L’empressement au volant, un cocktail dangereux

Sur les routes sinueuses de Corse, la prudence devrait être le maître mot. Pourtant, certains automobilistes semblent considérer le code de la route comme une simple suggestion, surtout lorsqu’une échéance professionnelle se profile. C’est le cas de cet individu, contrôlé par les gendarmes sur la RD 859, entre Figari et Porto Vecchio. Son compteur affichait une vitesse folle de 140 km/h, bien au-delà de la limite autorisée de 80 km/h. Un écart qui, à lui seul, aurait suffi à déclencher une intervention. Mais le pire restait à venir pour le contrevenant.

En plus de sa conduite dangereuse, les militaires ont rapidement décelé un autre problème : le conducteur avait consommé de l’alcool. Un mélange explosif qui transforme une simple infraction en mise en danger délibérée d’autrui. Dans ce contexte, l’excuse avancée par le chauffard, « en retard pour aller travailler », sonne comme une tentative désespérée et peu crédible de minimiser sa faute. Une excuse qui, loin de le sortir d’affaire, a sans doute renforcé la détermination des gendarmes à appliquer la loi.

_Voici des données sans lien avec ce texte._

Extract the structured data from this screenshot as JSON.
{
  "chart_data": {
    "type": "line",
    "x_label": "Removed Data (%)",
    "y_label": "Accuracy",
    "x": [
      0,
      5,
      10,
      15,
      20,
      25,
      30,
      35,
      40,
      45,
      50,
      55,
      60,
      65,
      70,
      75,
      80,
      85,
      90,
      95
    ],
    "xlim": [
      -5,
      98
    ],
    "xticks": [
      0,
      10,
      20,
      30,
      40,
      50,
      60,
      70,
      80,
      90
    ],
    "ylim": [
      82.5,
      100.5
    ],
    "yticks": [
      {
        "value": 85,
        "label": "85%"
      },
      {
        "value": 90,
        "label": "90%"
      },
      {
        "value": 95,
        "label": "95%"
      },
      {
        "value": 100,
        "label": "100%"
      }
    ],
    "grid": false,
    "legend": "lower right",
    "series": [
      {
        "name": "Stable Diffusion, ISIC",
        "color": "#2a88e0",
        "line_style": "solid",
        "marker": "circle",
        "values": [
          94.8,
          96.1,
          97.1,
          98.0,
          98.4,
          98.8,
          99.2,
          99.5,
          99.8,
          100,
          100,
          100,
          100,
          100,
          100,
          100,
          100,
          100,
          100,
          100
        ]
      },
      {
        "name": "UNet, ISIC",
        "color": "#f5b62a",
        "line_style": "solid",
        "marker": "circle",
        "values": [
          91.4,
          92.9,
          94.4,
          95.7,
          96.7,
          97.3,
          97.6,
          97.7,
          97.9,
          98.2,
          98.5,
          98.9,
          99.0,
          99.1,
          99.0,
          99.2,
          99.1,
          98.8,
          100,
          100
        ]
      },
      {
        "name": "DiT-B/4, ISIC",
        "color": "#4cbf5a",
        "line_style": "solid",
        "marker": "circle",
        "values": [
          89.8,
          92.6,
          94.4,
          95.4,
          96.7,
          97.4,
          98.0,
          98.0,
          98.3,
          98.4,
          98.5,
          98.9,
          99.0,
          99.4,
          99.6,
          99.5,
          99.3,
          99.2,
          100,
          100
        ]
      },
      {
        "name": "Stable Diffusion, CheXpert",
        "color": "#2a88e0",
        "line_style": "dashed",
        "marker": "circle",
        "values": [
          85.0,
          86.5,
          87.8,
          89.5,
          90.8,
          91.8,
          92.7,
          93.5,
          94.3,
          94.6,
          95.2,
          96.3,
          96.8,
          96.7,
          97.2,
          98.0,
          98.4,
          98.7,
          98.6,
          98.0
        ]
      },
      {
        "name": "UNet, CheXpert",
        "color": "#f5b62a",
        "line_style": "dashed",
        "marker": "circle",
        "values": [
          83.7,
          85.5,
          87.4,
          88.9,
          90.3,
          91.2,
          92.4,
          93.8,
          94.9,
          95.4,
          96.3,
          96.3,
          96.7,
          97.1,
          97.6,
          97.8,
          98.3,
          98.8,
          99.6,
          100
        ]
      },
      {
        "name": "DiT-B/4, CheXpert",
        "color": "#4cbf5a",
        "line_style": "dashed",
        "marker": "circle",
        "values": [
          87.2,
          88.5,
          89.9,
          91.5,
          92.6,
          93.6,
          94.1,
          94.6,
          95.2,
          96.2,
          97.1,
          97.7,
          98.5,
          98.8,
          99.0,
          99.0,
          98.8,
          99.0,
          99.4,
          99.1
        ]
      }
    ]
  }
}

Quand la justification ne suffit pas

Les forces de l’ordre ont rappelé avec fermeté que le stress lié au travail ou un emploi du temps chargé ne peuvent en aucun cas justifier une telle prise de risque. Le message est clair : arriver en retard au bureau est un désagrément, mais ne jamais arriver du tout est une tragédie irréversible. La Gendarmerie de Corse, via sa communication, a tenu à souligner l’importance du respect des règles pour la sécurité de tous. Chaque kilomètre par heure au-dessus de la limite, chaque verre consommé avant de prendre le volant, multiplie les risques d’accident.

Dans les faits, la vitesse excessive sur une route départementale, souvent empruntée par des riverains, des cyclistes ou des touristes, représente une menace constante. L’alcool, quant à lui, altère les réflexes, le jugement et la perception du danger, rendant la conduite encore plus périlleuse. L’attitude de cet automobiliste illustre malheureusement une tendance préoccupante où l’urgence personnelle semble primer sur la sécurité collective.

Sanctions immédiates pour une leçon sévère

Face à cette infraction caractérisée, les conséquences ont été immédiates et sans appel. Le permis de conduire du contrevenant a été retiré sur-le-champ, une mesure standard pour les cas d’alcoolémie positive et de grand excès de vitesse. De plus, son véhicule a été immobilisé, le privant ainsi de son moyen de locomotion. La marche forcée s’annonce donc comme son nouveau mode de transport privilégié pour se rendre au travail.

Cette décision administrative vise à marquer les esprits et à rappeler les sanctions encourues. Au-delà de l’amende et des points retirés sur le permis, c’est la liberté de se déplacer qui est temporairement suspendue. Une sanction qui, espérons-le, servira de leçon durable à cet automobiliste, et à travers lui, à tous ceux qui pensent pouvoir braver les lois de la route en toute impunité, sous prétexte d’une urgence professionnelle.

Le message des gendarmes : « Une vie brisée, non »

La publication des faits par la Gendarmerie de Corse se conclut par un message percutant, destiné à tous les usagers de la route : « Un retard se rattrape, une vie brisée non. La route appartient à tout le monde, le respect des règles aussi. » Une phrase simple mais puissante qui résume l’enjeu crucial de la sécurité routière. Elle rappelle que derrière chaque volant se trouve une responsabilité, celle de protéger sa propre vie et celle des autres.

Cette affaire, bien que concernant un fait divers isolé, met en lumière les dangers de la conduite sous l’emprise de l’alcool et de la vitesse excessive. Elle souligne l’importance du travail des forces de l’ordre pour faire respecter les règles et prévenir les drames. Pour l’automobiliste corse, le chemin du travail sera désormais plus long, mais peut-être plus sûr, lui laissant le temps de méditer sur les conséquences de ses actes.

Ce qu’il faut retenir

  • Un automobiliste a été contrôlé à 140 km/h sur une route limitée à 80 km/h en Corse.
  • Il présentait également un taux d’alcoolémie positif.
  • Sa justification : être « en retard pour aller travailler ».
  • Son permis de conduire a été immédiatement retenu.
  • Son véhicule a été immobilisé, le contraignant à la marche.
  • Les gendarmes rappellent que la sécurité routière prime sur toute urgence professionnelle.